1940’te ABD vatandaşlığına geçen Marcuse, 1947 yılında CIA ismini alacak Office of Strategic Services istihbarat kurumunda savaş boyunca bizzat görev almıştır.

Savaş sonrası Marcuse Almanya’ya geri dönmezken, Horkheimer ve Adorno Frankfurt’a geri dönmüştür. Bu tarihten sonra Avrupa solu üzerinde daha da etkili olmaya başlayan Adorno’ya, Batı Almanya’nın en itibarlı kurumlarının kapısı açılmıştır.

Adorno ise sahip olduğu entelektüel gücü çok geçmeden Sovyetlere karşı tavır almayan ya da Ortodoks Marksist duruşunu koruyan sol entelektüelleri kamuoyu önünde çarmıha germek için kullanmıştır.

Bunun en çarpıcı örneğiyse, ‘angaje’ entelektüel diye saldırdığı Lukacs’a karşı tavrıdır. 1956 Macaristan ayaklanmasını, Sovyet revizyonizmine karşı ilerici hareket olarak görüp destekleyen Lukacs, Nagy hükümetinin Varşova Paktı’ndan çekilmesine de karşı durmuştu. Sovyetlerin müdahalesi sırasında Romanya’da hapse atılan Lukacs, 1957’de hapisten çıkmasına rağmen ağır sansür koşullarında baskı altında tutulmuştu.

Bu dönemde, 1958 yılında Toplumsal Araştırmalar Enstitüsü’nün başına getirilen Adorno ise, göreve gelir gelmez Lukacs’ın Realizmin Yanlış Anlaşılmasına Karşı eserine karşı yazı kaleme almıştır.

Adorno’nun bu makaledeki fikirlerinden daha dikkate değer olan, makalesini ABD ordusunun Batı Almanya’da kurduğu ve CIA’in finanse ettiği Die Monat dergisinde yayımlatmasıdır.

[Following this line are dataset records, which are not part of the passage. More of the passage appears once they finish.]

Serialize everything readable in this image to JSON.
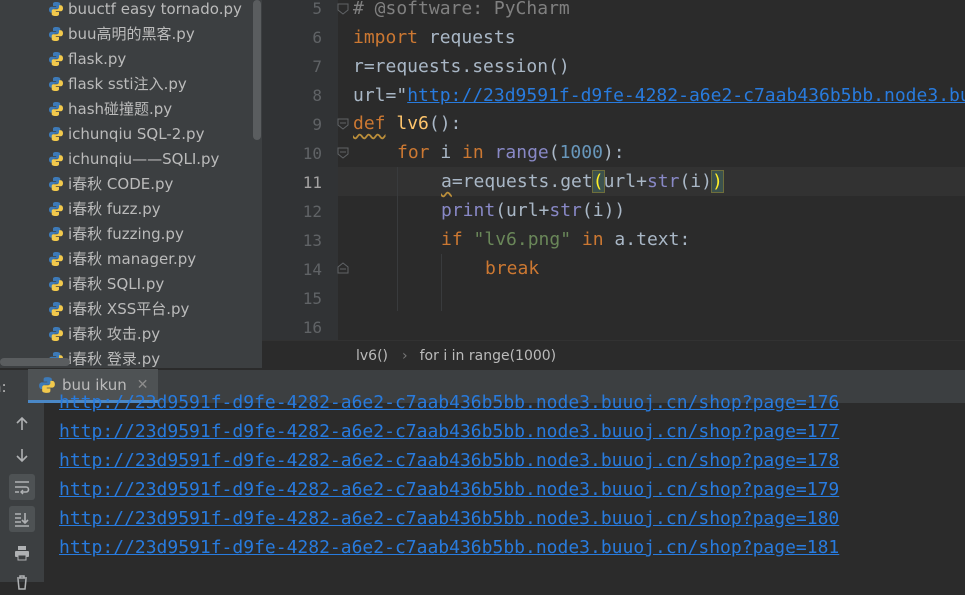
{
  "project_tree": {
    "files": [
      "buuctf easy tornado.py",
      "buu高明的黑客.py",
      "flask.py",
      "flask ssti注入.py",
      "hash碰撞题.py",
      "ichunqiu SQL-2.py",
      "ichunqiu——SQLI.py",
      "i春秋 CODE.py",
      "i春秋 fuzz.py",
      "i春秋 fuzzing.py",
      "i春秋 manager.py",
      "i春秋 SQLI.py",
      "i春秋 XSS平台.py",
      "i春秋 攻击.py",
      "i春秋 登录.py"
    ]
  },
  "editor": {
    "line_numbers": [
      "5",
      "6",
      "7",
      "8",
      "9",
      "10",
      "11",
      "12",
      "13",
      "14",
      "15",
      "16"
    ],
    "current_line": "11",
    "code": {
      "l5": "# @software: PyCharm",
      "l6_kw": "import",
      "l6_rest": " requests",
      "l7": "r=requests.session()",
      "l8_pre": "url=\"",
      "l8_url": "http://23d9591f-d9fe-4282-a6e2-c7aab436b5bb.node3.bu",
      "l9_kw": "def",
      "l9_fn": "lv6",
      "l9_rest": "():",
      "l10_kw1": "for",
      "l10_mid": " i ",
      "l10_kw2": "in",
      "l10_bi": " range",
      "l10_open": "(",
      "l10_num": "1000",
      "l10_close": "):",
      "l11_a": "a",
      "l11_mid": "=requests.get",
      "l11_open": "(",
      "l11_args": "url+",
      "l11_bi": "str",
      "l11_tail": "(i)",
      "l11_close": ")",
      "l12_bi": "print",
      "l12_mid": "(url+",
      "l12_bi2": "str",
      "l12_tail": "(i))",
      "l13_kw": "if",
      "l13_str": " \"lv6.png\" ",
      "l13_kw2": "in",
      "l13_tail": " a.text:",
      "l14_kw": "break"
    }
  },
  "breadcrumb": {
    "items": [
      "lv6()",
      "›",
      "for i in range(1000)"
    ]
  },
  "run_panel": {
    "label": "n:",
    "tab_title": "buu ikun",
    "close_glyph": "✕",
    "output_lines": [
      "http://23d9591f-d9fe-4282-a6e2-c7aab436b5bb.node3.buuoj.cn/shop?page=176",
      "http://23d9591f-d9fe-4282-a6e2-c7aab436b5bb.node3.buuoj.cn/shop?page=177",
      "http://23d9591f-d9fe-4282-a6e2-c7aab436b5bb.node3.buuoj.cn/shop?page=178",
      "http://23d9591f-d9fe-4282-a6e2-c7aab436b5bb.node3.buuoj.cn/shop?page=179",
      "http://23d9591f-d9fe-4282-a6e2-c7aab436b5bb.node3.buuoj.cn/shop?page=180",
      "http://23d9591f-d9fe-4282-a6e2-c7aab436b5bb.node3.buuoj.cn/shop?page=181"
    ],
    "tools": [
      "arrow-up-icon",
      "arrow-down-icon",
      "soft-wrap-icon",
      "scroll-to-end-icon",
      "print-icon",
      "trash-icon"
    ]
  },
  "colors": {
    "tree_bg": "#3c3f41",
    "editor_bg": "#2b2b2b",
    "keyword": "#cc7832",
    "link": "#287bde",
    "number": "#6897bb",
    "string": "#6a8759",
    "function": "#ffc66d"
  }
}
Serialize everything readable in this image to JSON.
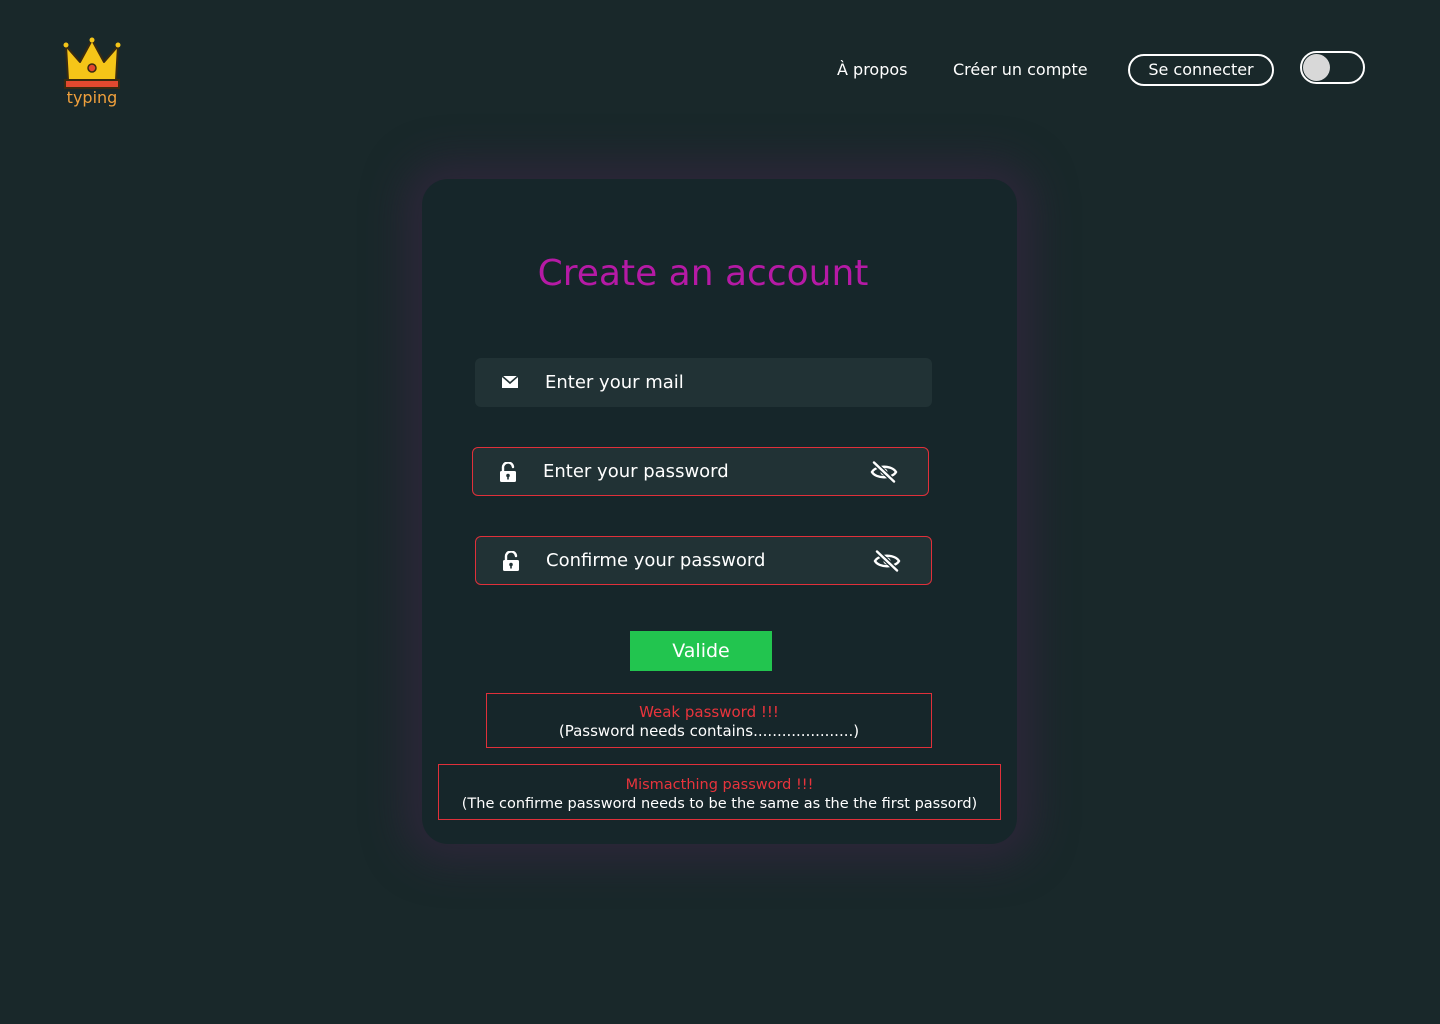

Frankfurt Okulu’nun son temsilcisi ‘Marksist’ düşünür Habermas da, Alman filozoflarının ‘angaje’ entelektüel geleneğini devam ettirerek, ABD-İsrail yanında yer almıştır.

Ukrayna-Rusya savaşı sırasında olduğu gibi, Rusya’ya karşı konumlanıp, ilk fırsatta ABD’nin yanında yer almak Alman düşünürlerin alışılagelmiş, olağan tutumlarıdır.

Bugün Amerika, Almanya’da bu denli güçlü ve ideolojik olarak etkiliyse, Frankfurt Okulu ile başlayan Amerikan sistemine angaje entelektüeller sayesindedir.